The floating city enables one to interact with sea in so many different ways. This complex has different varieties of openings towards the sea. You may see the water through looking down the voids, from your private window, while standing under the covered terraces at the end of the local markets, while you’re on the top of the project, standing on the deck wide open around you, when you are in a boat passing through, going down the stairs of the courtyards and even waiting in the elevator going up or down. Thousands of images of the sea are captured in this city; and they are not just images since people are living throughout this deck.
Passive cooling elements
Iranians can be credited for inventing passive cooling. Check out the windcatchers of Yazd. Due to the high humidity, natural ventilation (in north-south direction) is a must which happens easily throughout the deck as shown in the diagrams. To preserve the coast line, the project pulls itself up to let the coast line pass through it. As a heterogeneous city all functions are located in all sections of the project, but yet organized around main voids, designed as courtyards.
Just like old Iranian heterogeneous cities one may pass through the local bazaars and experience narrow paths with sheltered walkways which lead to wide vast open spaces, then again enter a closed square full of people selling, buying, passing and living. One must walk throughout this deck to realize how diversely and yet unified this city is holding locals, tourists, buyers, producers, distributors all next to each other.

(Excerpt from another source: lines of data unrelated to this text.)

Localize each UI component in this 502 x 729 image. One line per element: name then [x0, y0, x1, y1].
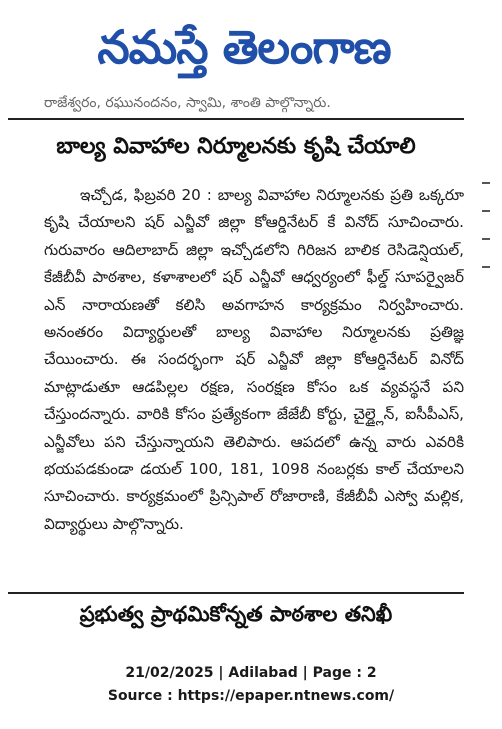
next-article-headline: ప్రభుత్వ ప్రాథమికోన్నత పాఠశాల తనిఖీ [79, 602, 393, 626]
previous-article-cutoff-line: రాజేశ్వరం, రఘునందనం, స్వామి, శాంతి పాల్గొన్నారు. [44, 95, 331, 111]
adjacent-column-edge [466, 176, 496, 636]
edge-mark [482, 210, 490, 212]
headline-top-rule [8, 118, 464, 120]
newspaper-masthead: నమస్తే తెలంగాణ [97, 20, 391, 74]
newspaper-clipping [8, 6, 464, 634]
epaper-source-link[interactable]: Source : https://epaper.ntnews.com/ [107, 688, 395, 704]
edge-mark [482, 266, 490, 268]
edge-mark [482, 182, 490, 184]
article-body: ఇచ్చోడ, ఫిబ్రవరి 20 : బాల్య వివాహాల నిర్మూలనకు ప్రతి ఒక్కరూ కృషి చేయాలని షర్ ఎన్జీవో జిల్లా కోఆర్డినేటర్ కే వినోద్ సూచించారు. గురువారం ఆదిలాబాద్ జిల్లా ఇచ్చోడలోని గిరిజన బాలిక రెసిడెన్షియల్, కేజీబీవీ పాఠశాల, కళాశాలలో షర్ ఎన్జీవో ఆధ్వర్యంలో ఫీల్డ్ సూపర్వైజర్ ఎన్ నారాయణతో కలిసి అవగాహన కార్యక్రమం నిర్వహించారు. అనంతరం విద్యార్థులతో బాల్య వివాహాల నిర్మూలనకు ప్రతిజ్ఞ చేయించారు. ఈ సందర్భంగా షర్ ఎన్జీవో జిల్లా కోఆర్డినేటర్ వినోద్ మాట్లాడుతూ ఆడపిల్లల రక్షణ, సంరక్షణ కోసం ఒక వ్యవస్థనే పని చేస్తుందన్నారు. వారికి కోసం ప్రత్యేకంగా జేజేబీ కోర్టు, చైల్డ్లైన్, ఐసీపీఎస్, ఎన్జీవోలు పని చేస్తున్నాయని తెలిపారు. ఆపదలో ఉన్న వారు ఎవరికి భయపడకుండా డయల్ 100, 181, 1098 నంబర్లకు కాల్ చేయాలని సూచించారు. కార్యక్రమంలో ప్రిన్సిపాల్ రోజారాణి, కేజీబీవీ ఎస్వో మల్లిక, విద్యార్థులు పాల్గొన్నారు. [44, 186, 464, 533]
article-headline: బాల్య వివాహాల నిర్మూలనకు కృషి చేయాలి [56, 134, 416, 159]
epaper-date-edition-page: 21/02/2025 | Adilabad | Page : 2 [125, 665, 377, 681]
next-article-rule [8, 592, 464, 594]
edge-mark [482, 238, 490, 240]
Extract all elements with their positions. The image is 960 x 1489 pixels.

“Sitting in your private room with sea view towards you, meanwhile you can simply exit your house to reach the local markets or to get on a boat for a trip, only in 5 minutes. In this complex, local markets are organized in two levels. Fishermen and floating fishing markets are located in the lower levels touching the water and local markets (open and semi-open) and handicraft shops are settled in the upper levels. All local sellers can interact with one another through vertical shafts.
“Meanwhile visitors, buyers, tourists etc., are as well involved in all scenarios.
“A fisherman sitting in his boat selling his fish just caught from the sea brought here down the floating city, raises up his head says hi to his farmer neighbor upstairs in local markets selling crops.”
Who proposed the first linear city?
While First Nations people of North America lived in Long Houses fit for a few families or more, the modern concept of linear cities started in the late 19th century by Spanish engineer and philosopher Arturo Soria y Mata also known as Arturo Soria. The heart of his idea was building a light rail line, which was supposed to link Madrid with several settlements in the surrounding area.
Soria was an internationally important Spanish urban planner whose work remains highly inspirational today. He is most well known for his concept of the Linear City.